Monday, May 23, 2011

4 Things We Need to Know About the Rapture

So the world waited with baited breath for May 21st to pass, and nothing happened.  What now?  Does this mean it is time to sit back in confidence because God isn't in any hurry to return?  It seems that all I am currently hearing on the television and elsewhere is some mocking laughter at the naive notion Christians have about this thing they call "the Rapture."  I even heard some mockery of the whole concept on the Nightline segment "A Sign of the Times," this weekend.

Frankly, I don't think the Rapture is a concept to be mocked--not by Christians, anyway.  So let's clear the air and talk about the Rapture.

What is the Rapture?

The term "Rapture" does not appear anywhere in Scripture, but it is a term used among Christians to name the incident described in prophecy, when Christ will descend from the clouds with a shout and the sound of trumpets, and first the dead Christians, then the living ones, will be taken instantly into the clouds to join Him (1 Thessalonians 4: 15-17; 1 Corinthians 15: 50-58).

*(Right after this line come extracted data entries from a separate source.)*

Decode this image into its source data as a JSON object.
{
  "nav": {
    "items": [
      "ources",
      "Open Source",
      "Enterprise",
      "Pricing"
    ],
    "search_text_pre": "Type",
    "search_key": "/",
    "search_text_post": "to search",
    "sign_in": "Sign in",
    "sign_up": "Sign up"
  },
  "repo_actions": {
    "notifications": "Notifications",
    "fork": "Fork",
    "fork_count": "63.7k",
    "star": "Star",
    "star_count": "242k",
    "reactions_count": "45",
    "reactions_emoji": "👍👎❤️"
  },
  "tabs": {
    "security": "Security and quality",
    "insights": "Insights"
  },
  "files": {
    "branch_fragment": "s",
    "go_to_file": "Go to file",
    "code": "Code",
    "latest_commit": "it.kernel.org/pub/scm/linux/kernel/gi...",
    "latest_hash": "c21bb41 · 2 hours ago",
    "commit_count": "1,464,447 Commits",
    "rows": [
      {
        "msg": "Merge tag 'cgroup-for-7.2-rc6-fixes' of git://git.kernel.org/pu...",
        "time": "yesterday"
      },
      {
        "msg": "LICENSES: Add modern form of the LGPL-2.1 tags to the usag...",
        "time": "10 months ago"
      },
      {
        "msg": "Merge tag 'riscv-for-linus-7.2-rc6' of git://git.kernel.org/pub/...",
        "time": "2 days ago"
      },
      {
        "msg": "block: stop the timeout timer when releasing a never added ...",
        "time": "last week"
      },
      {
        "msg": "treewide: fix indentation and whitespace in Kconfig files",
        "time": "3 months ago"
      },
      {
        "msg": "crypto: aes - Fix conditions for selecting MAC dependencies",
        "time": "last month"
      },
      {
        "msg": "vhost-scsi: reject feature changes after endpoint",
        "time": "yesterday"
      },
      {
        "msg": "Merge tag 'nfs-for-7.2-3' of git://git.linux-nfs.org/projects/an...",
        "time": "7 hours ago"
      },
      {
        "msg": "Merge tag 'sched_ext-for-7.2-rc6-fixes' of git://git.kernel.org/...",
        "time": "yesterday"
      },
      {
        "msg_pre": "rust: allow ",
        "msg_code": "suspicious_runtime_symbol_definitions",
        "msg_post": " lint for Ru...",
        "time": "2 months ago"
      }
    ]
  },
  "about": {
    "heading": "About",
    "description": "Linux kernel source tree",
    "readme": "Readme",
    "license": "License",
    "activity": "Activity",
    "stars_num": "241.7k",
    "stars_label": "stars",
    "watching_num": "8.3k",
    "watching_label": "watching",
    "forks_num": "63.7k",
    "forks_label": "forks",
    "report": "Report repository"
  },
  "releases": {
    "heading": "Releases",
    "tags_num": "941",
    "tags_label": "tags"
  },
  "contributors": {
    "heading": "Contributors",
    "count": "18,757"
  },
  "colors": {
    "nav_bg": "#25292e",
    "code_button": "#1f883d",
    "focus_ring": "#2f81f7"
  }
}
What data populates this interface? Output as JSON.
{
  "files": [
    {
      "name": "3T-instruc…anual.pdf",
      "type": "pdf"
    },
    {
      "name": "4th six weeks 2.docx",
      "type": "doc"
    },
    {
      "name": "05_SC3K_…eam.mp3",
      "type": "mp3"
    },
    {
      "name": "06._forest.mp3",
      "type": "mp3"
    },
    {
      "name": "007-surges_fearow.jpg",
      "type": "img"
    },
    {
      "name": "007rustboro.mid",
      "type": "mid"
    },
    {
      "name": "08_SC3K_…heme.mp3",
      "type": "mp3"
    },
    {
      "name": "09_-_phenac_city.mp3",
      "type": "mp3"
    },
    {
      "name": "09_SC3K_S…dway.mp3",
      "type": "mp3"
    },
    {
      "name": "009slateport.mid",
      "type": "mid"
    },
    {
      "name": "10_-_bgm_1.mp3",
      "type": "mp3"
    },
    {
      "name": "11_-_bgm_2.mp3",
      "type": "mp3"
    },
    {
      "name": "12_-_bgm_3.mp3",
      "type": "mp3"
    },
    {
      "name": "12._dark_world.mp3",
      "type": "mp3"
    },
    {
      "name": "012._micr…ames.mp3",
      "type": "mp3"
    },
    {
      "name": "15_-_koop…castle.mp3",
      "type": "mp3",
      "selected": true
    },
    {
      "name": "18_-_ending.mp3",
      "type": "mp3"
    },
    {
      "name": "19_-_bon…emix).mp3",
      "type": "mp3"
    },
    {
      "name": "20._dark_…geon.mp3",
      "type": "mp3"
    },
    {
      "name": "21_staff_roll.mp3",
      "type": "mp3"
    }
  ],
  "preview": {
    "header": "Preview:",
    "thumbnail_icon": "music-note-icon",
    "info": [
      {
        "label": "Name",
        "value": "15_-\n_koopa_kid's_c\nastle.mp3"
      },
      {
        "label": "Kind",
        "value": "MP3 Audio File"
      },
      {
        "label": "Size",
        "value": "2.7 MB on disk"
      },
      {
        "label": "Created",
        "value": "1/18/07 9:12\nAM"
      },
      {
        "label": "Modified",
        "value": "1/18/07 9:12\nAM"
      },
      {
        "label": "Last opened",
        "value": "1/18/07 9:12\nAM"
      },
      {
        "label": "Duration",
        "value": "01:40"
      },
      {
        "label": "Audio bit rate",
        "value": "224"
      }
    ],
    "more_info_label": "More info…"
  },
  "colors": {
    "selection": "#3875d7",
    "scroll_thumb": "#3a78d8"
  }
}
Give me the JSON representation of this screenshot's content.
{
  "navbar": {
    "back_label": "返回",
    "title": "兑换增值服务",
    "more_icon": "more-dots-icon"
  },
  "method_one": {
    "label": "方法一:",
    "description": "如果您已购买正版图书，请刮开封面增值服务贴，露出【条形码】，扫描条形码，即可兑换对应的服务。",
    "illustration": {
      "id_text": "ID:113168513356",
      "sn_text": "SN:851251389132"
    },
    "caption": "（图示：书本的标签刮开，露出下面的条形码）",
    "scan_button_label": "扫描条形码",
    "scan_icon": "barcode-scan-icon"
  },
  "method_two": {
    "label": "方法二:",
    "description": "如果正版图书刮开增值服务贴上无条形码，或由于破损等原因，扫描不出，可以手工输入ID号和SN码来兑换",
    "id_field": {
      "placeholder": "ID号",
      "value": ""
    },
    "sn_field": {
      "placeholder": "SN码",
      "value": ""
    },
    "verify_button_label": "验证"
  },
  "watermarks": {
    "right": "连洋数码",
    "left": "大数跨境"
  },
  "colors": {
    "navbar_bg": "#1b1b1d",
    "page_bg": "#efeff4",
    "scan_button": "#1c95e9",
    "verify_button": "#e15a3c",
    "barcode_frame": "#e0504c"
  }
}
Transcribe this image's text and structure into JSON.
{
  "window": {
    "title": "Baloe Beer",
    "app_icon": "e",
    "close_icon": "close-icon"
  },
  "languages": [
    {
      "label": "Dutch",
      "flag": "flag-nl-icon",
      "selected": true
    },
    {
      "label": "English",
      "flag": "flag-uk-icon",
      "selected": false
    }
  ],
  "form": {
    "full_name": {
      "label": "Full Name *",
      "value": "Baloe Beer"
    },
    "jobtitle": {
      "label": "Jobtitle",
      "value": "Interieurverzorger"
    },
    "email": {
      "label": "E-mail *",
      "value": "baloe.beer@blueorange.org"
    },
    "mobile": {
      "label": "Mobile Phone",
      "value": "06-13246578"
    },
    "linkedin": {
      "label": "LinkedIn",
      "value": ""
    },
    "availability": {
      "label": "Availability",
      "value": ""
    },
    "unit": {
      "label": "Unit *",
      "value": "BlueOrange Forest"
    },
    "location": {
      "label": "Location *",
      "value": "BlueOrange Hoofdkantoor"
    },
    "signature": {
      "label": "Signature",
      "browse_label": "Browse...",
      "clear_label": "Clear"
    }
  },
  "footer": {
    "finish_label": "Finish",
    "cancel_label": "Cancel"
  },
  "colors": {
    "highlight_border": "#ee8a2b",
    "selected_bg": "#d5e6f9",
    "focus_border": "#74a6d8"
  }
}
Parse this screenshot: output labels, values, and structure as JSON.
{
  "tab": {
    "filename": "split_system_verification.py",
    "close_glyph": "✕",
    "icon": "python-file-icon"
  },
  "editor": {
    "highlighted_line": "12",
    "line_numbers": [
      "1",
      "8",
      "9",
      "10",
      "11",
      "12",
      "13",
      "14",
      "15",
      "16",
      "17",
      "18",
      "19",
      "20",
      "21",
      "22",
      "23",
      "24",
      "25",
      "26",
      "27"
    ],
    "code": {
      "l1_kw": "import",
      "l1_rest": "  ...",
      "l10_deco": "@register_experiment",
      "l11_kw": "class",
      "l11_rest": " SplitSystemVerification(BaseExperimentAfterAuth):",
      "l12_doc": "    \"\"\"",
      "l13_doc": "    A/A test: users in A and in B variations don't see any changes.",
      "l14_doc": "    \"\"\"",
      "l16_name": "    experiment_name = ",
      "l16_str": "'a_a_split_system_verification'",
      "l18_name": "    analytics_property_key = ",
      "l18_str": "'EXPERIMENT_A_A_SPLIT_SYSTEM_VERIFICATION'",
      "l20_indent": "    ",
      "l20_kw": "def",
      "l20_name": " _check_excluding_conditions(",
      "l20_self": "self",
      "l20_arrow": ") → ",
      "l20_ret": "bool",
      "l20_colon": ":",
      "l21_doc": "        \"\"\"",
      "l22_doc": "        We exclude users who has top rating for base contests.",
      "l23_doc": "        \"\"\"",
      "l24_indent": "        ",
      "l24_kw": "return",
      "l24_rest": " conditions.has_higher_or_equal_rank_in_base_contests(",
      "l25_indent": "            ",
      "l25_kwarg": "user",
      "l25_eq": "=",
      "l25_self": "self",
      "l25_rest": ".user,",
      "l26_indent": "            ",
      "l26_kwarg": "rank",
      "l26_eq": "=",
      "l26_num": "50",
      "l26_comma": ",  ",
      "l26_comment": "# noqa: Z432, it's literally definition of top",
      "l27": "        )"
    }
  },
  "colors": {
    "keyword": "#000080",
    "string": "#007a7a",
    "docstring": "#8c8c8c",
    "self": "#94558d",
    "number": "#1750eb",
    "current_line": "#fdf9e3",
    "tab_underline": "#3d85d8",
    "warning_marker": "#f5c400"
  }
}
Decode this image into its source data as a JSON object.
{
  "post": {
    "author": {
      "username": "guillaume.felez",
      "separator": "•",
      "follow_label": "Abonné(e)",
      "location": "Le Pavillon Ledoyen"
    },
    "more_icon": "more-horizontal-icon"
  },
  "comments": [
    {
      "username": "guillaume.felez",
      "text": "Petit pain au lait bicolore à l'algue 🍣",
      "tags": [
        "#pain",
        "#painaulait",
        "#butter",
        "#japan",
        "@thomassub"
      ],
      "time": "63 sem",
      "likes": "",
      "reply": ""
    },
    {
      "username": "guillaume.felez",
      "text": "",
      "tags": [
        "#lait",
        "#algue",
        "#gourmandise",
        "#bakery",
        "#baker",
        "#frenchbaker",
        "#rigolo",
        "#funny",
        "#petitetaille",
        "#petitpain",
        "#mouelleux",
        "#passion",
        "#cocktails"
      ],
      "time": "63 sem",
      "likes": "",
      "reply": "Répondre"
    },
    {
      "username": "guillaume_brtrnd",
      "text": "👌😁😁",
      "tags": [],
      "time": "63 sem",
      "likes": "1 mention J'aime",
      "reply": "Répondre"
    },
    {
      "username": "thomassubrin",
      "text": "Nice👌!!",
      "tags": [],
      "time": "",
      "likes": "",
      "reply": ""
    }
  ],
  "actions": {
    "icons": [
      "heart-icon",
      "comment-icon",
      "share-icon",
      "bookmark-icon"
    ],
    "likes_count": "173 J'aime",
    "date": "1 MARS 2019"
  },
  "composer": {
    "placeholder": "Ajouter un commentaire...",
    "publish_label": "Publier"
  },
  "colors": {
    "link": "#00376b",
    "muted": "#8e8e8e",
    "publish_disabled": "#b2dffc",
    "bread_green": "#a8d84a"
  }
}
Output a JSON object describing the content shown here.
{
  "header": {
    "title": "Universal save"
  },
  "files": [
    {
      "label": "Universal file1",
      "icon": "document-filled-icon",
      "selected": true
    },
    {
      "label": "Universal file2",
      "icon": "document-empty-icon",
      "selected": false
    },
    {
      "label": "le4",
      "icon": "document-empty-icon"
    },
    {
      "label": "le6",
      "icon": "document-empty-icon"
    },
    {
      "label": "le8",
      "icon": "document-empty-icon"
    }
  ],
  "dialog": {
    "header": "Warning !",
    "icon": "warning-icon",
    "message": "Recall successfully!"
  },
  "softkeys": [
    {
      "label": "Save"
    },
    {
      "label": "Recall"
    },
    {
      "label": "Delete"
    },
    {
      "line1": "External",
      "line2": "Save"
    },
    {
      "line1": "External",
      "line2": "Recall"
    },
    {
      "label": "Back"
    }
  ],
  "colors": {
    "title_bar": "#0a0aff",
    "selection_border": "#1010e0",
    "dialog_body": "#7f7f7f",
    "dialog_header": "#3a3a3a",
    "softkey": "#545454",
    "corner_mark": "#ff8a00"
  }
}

While I don't think there will be enough time for latecomers to change their minds and "catch the bus as it leaves town," because the Bible says it will happen "in the twinkling of an eye," I do feel that this will not be an event that will go unnoticed.  I think the shouting and the trumpets are to get the whole world's attention, and I think they will all look up and see that it has happened (note, I said it will have already happened when they see).  I think many will believe in God after seeing it, and be filled with dismay (Matthew 24: 30-31).  I do imagine that someone will call it "the Day of the Disappearances," but I don't think many will miss the presence of Christians--I think they will view them as a nuisance and a source of guilt that has been finally removed, much as the Nazis celebrated the removal of the Jews from their homes during the war.

When is the Rapture Coming?

Jesus told us with extreme bluntness that God knows when the Rapture is coming, but even Jesus hadn't been told, because God wants us to always be in a state of readiness (Matthew 24: 36-44).  God does not want to see us putting off repentance until the last moment necessary, so He is not sharing with us what that last moment will be.

There are those who have tried before to predict the Rapture, and they have failed.  Take, for instance, the Millerites (now called Seventh Day Adventists), a religious group who formed around the idea that the Rapture and the end of the world would come on October 22, 1844.  These followers of William Miller quit their jobs, sold their possessions, and gathered to await the Rapture on that date, but were horrified when it didn't come.  It also didn't come in 1845, on several projected "date corrections." Eventually many gave up and left the group, while others sought to rewrite their primary beliefs to eliminate this error.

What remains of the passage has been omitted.